Le procès-verbal de la précédente séance, constitué par le compte rendu analytique, est adopté sous les réserves d'usage.

Convention fiscale avec Singapour

Mme la présidente.  - L'ordre du jour appelle l'examen du projet de loi, adopté par l'Assemblée nationale, autorisant l'approbation de la convention entre le Gouvernement de la République française et le Gouvernement de la République de Singapour en vue d'éviter les doubles impositions et de prévenir l'évasion et la fraude fiscales en matière d'impôts sur le revenu.

Discussion générale

M. Christian Eckert, secrétaire d'État auprès du ministre des finances et des comptes publics, chargé du budget .  - Traditionnellement, le débat fiscal se concentre sur les textes financiers. Pourtant, les conventions fiscales ont acquis une importance croissante dans une économie globalisée, avec des flux financiers transfrontaliers en progression. Elles garantissent aux contribuables concernés un traitement équitable, sans formalités excessives ni sacrifier les recettes, tout en prévenant la fraude.

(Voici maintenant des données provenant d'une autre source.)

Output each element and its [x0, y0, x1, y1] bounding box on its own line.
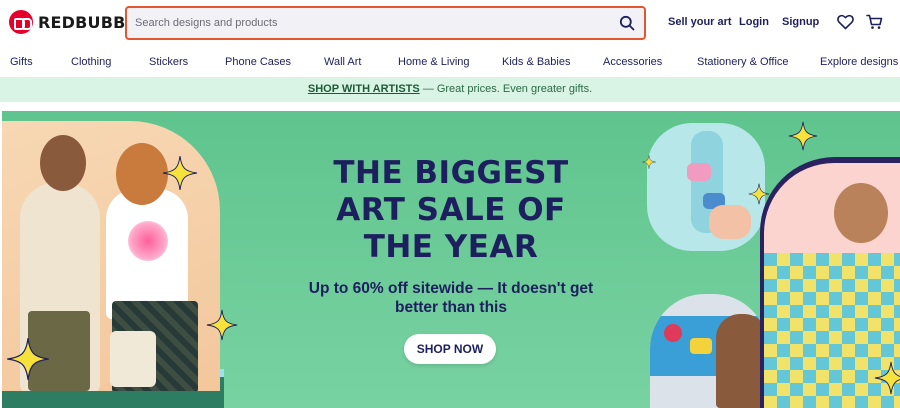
sparkle-icon	[788, 121, 818, 151]
search-icon[interactable]	[619, 15, 635, 31]
logo-mark-icon	[9, 10, 33, 34]
nav-item-home-living[interactable]: Home & Living	[398, 56, 470, 68]
sparkle-icon	[642, 155, 656, 169]
sell-your-art-link[interactable]: Sell your art	[668, 16, 732, 28]
shop-now-button[interactable]: SHOP NOW	[404, 334, 496, 364]
site-header: REDBUBBLE Sell your art Login Signup	[0, 0, 900, 46]
model-head	[40, 135, 86, 191]
promo-text: — Great prices. Even greater gifts.	[419, 83, 593, 95]
nav-item-phone-cases[interactable]: Phone Cases	[225, 56, 291, 68]
search-input[interactable]	[135, 8, 605, 38]
login-link[interactable]: Login	[739, 16, 769, 28]
hero-subtitle: Up to 60% off sitewide — It doesn't get …	[308, 280, 594, 316]
nav-item-explore-designs[interactable]: Explore designs	[820, 56, 898, 68]
nav-item-kids-babies[interactable]: Kids & Babies	[502, 56, 570, 68]
sticker	[690, 338, 712, 354]
hand	[709, 205, 751, 239]
signup-link[interactable]: Signup	[782, 16, 819, 28]
promo-banner: SHOP WITH ARTISTS — Great prices. Even g…	[0, 77, 900, 102]
hero-title: THE BIGGEST ART SALE OF THE YEAR	[333, 155, 569, 265]
hero-banner: THE BIGGEST ART SALE OF THE YEAR Up to 6…	[2, 111, 900, 408]
sticker-sheet-photo	[650, 294, 768, 408]
nav-item-gifts[interactable]: Gifts	[10, 56, 33, 68]
nav-item-accessories[interactable]: Accessories	[603, 56, 662, 68]
pink-graphic	[128, 221, 168, 261]
sparkle-icon	[162, 155, 198, 191]
nav-item-stickers[interactable]: Stickers	[149, 56, 188, 68]
sparkle-icon	[874, 361, 900, 395]
sticker	[687, 163, 711, 181]
nav-item-stationery-office[interactable]: Stationery & Office	[697, 56, 789, 68]
search-bar	[125, 6, 646, 40]
model-head-2	[116, 143, 168, 205]
sparkle-icon	[206, 309, 238, 341]
heart-icon[interactable]	[837, 14, 854, 30]
shop-with-artists-link[interactable]: SHOP WITH ARTISTS	[308, 83, 420, 95]
cart-icon[interactable]	[866, 14, 883, 30]
sparkle-icon	[7, 338, 49, 380]
nav-item-clothing[interactable]: Clothing	[71, 56, 111, 68]
category-nav: Gifts Clothing Stickers Phone Cases Wall…	[0, 50, 900, 74]
model-head	[834, 183, 888, 243]
tote-bag	[110, 331, 156, 387]
sticker	[664, 324, 682, 342]
nav-item-wall-art[interactable]: Wall Art	[324, 56, 362, 68]
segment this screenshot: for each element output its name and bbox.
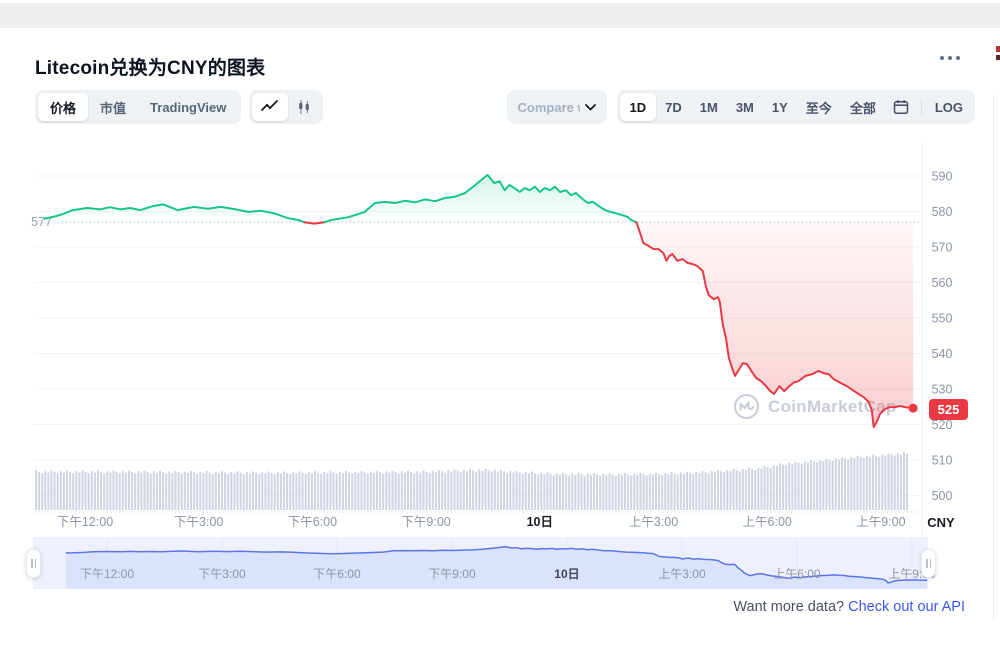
x-axis-labels: 下午12:00 下午3:00 下午6:00 下午9:00 10日 上午3:00 上午6:00… — [57, 515, 906, 529]
svg-text:CNY: CNY — [927, 515, 955, 530]
svg-text:590: 590 — [932, 170, 953, 184]
chart-toolbar: 价格 市值 TradingView Compare wi 1D 7D 1M 3M… — [35, 90, 975, 124]
page-title: Litecoin兑换为CNY的图表 — [35, 53, 265, 80]
svg-text:上午6:00: 上午6:00 — [743, 515, 792, 529]
svg-text:下午12:00: 下午12:00 — [80, 567, 134, 581]
brush-handle-right[interactable] — [921, 549, 936, 578]
clipped-edge-decoration — [996, 55, 1000, 60]
tab-tradingview[interactable]: TradingView — [138, 93, 238, 121]
volume-bars — [35, 452, 908, 510]
compare-label: Compare wi — [518, 100, 580, 115]
last-price-dot — [909, 404, 918, 413]
svg-text:10日: 10日 — [527, 515, 553, 529]
svg-text:下午9:00: 下午9:00 — [428, 567, 476, 581]
log-scale-toggle[interactable]: LOG — [926, 93, 972, 121]
svg-text:下午3:00: 下午3:00 — [174, 515, 223, 529]
candlestick-chart-icon[interactable] — [288, 93, 320, 121]
svg-text:上午6:00: 上午6:00 — [773, 567, 821, 581]
period-1d[interactable]: 1D — [620, 93, 657, 121]
svg-text:520: 520 — [932, 418, 953, 432]
svg-text:540: 540 — [932, 347, 953, 361]
period-selector: 1D 7D 1M 3M 1Y 至今 全部 LOG — [617, 90, 975, 124]
svg-text:上午9:00: 上午9:00 — [856, 515, 905, 529]
chart-mode-tabs: 价格 市值 TradingView — [35, 90, 241, 124]
minimap-brush[interactable]: 下午12:00 下午3:00 下午6:00 下午9:00 10日 上午3:00 上午6:00… — [33, 537, 936, 589]
clipped-edge-decoration — [996, 46, 1000, 52]
svg-text:530: 530 — [932, 383, 953, 397]
tab-price[interactable]: 价格 — [38, 93, 88, 121]
current-price-badge: 525 — [929, 399, 968, 420]
period-ytd[interactable]: 至今 — [797, 93, 841, 121]
compare-dropdown[interactable]: Compare wi — [507, 90, 607, 124]
tab-marketcap[interactable]: 市值 — [88, 93, 138, 121]
more-options-icon[interactable] — [936, 52, 964, 64]
brush-handle-left[interactable] — [26, 549, 41, 578]
chevron-down-icon — [585, 104, 596, 111]
svg-text:500: 500 — [932, 489, 953, 503]
period-7d[interactable]: 7D — [656, 93, 691, 121]
line-chart-icon[interactable] — [252, 93, 288, 121]
period-3m[interactable]: 3M — [727, 93, 763, 121]
svg-text:580: 580 — [932, 205, 953, 219]
svg-text:下午6:00: 下午6:00 — [288, 515, 337, 529]
svg-text:560: 560 — [932, 276, 953, 290]
svg-text:550: 550 — [932, 312, 953, 326]
period-1m[interactable]: 1M — [691, 93, 727, 121]
chart-type-toggle — [249, 90, 323, 124]
svg-text:570: 570 — [932, 241, 953, 255]
toolbar-divider — [921, 99, 922, 115]
svg-text:上午3:00: 上午3:00 — [629, 515, 678, 529]
svg-text:下午3:00: 下午3:00 — [198, 567, 246, 581]
svg-text:10日: 10日 — [554, 567, 579, 581]
svg-text:下午9:00: 下午9:00 — [401, 515, 450, 529]
calendar-icon[interactable] — [885, 93, 917, 121]
page-top-strip — [0, 3, 1000, 28]
svg-text:下午12:00: 下午12:00 — [57, 515, 113, 529]
chart-area: CoinMarketCap 59058057056055054053052051… — [0, 130, 1000, 650]
price-chart[interactable]: 590580570560550540530520510500CNY577下午12… — [0, 130, 1000, 650]
period-1y[interactable]: 1Y — [763, 93, 797, 121]
svg-text:上午3:00: 上午3:00 — [658, 567, 706, 581]
svg-text:510: 510 — [932, 454, 953, 468]
svg-text:下午6:00: 下午6:00 — [313, 567, 361, 581]
period-all[interactable]: 全部 — [841, 93, 885, 121]
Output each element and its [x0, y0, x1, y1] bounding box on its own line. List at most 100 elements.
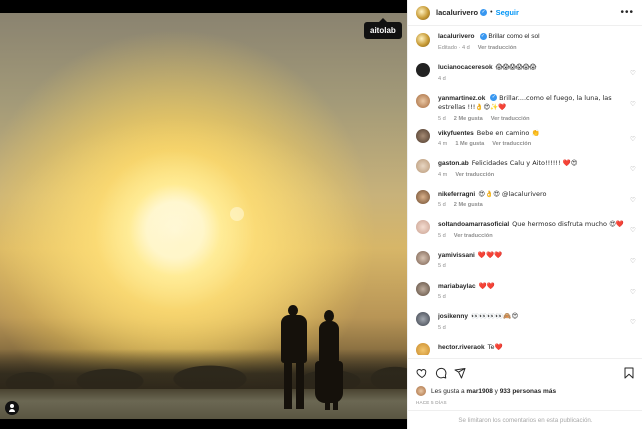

Le premier texte de ce matin concerne Singapour. Une modernisation de la Convention de 1974 s'imposait en raison de l'accroissement de nos échanges, de stipulations devenues coûteuses pour le Trésor français et de l'absence de dispositifs anti-abus. Le nouvel accord a été conclu et signé en janvier 2015.

Ce texte, conforme aux normes internationales les plus récentes, marque un progrès pour les acteurs économiques comme dans la lutte contre l'optimisation fiscale. Singapour a fait d'importants progrès en matière de coopération fiscale sur demande, grâce à la levée du secret bancaire en 2009. Sur douze demandes adressées à la cité-État en 2015, nous avons obtenu satisfaction dix fois ; le délai de réponse est passé de trois mois à cinquante jours. Singapour a en outre promis d'appliquer le dispositif d'échange automatique d'informations en 2018.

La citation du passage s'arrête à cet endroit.